To make matters worse, I also discovered that when things go technically wrong, you tend to burn through AI credits at an alarming rate. It’s a bit like paying a consultant by the hour to fix a problem they may have inadvertently created.
Another strange issue arose when Cursor informed me I had two GitHub repositories. I had been deploying my site the same way for weeks, and suddenly the process had changed without my knowledge. It was another reminder that while the AI is a powerful assistant, it sometimes makes executive decisions without explaining them.
The Ultimate Win: AI Discoverability in Action
After a week filled with technical hurdles and moments of wanting to give up, something amazing happened. I was using ChatGPT for unrelated research and decided to ask it a few questions about skiing in Limone Piemonte, the topic of my new website.

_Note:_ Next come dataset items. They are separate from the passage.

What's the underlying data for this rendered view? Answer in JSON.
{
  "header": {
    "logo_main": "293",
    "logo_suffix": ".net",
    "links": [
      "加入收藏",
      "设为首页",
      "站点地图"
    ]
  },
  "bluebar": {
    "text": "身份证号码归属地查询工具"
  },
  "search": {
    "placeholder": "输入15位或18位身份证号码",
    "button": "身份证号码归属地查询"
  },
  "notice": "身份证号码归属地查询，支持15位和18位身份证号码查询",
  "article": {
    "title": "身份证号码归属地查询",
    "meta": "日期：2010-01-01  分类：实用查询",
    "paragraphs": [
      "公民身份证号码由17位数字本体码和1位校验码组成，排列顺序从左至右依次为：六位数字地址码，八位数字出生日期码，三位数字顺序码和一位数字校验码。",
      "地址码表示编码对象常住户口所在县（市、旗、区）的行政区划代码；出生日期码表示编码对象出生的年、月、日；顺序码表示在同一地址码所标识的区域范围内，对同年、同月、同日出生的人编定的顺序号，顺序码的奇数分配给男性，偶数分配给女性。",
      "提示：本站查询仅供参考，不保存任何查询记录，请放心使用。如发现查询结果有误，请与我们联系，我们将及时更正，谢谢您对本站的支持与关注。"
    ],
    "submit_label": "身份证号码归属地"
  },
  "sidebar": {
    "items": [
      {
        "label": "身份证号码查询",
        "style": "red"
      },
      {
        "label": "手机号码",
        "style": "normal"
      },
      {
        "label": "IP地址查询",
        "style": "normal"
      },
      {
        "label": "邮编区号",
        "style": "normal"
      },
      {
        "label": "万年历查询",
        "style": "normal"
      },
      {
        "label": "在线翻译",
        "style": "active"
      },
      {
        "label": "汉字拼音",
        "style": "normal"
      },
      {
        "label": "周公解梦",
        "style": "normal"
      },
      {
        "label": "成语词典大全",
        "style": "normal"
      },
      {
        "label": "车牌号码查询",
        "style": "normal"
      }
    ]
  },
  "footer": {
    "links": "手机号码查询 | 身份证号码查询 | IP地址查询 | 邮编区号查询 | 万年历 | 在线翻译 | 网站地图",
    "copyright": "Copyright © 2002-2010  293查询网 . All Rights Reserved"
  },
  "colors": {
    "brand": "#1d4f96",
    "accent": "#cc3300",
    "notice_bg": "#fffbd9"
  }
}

To my astonishment, ChatGPT used content directly from my site in its answer.
This was the ultimate goal. The reason I had endured the steep learning curve of Sanity.io and the frustrations of a forgetful AI was to create a truly AI-native site. I wanted my content to be discoverable and useful to the next generation of search and information tools. And here it was, happening just a little over a week after launch.

That single moment made all the struggles worthwhile. It was proof that the modern, headless approach, combined with careful AI optimization, had worked. My little travel site was now contributing its knowledge to one of the most powerful AI models in the world. The journey was far from over, but this was a huge win and the motivation I needed to keep pushing forward.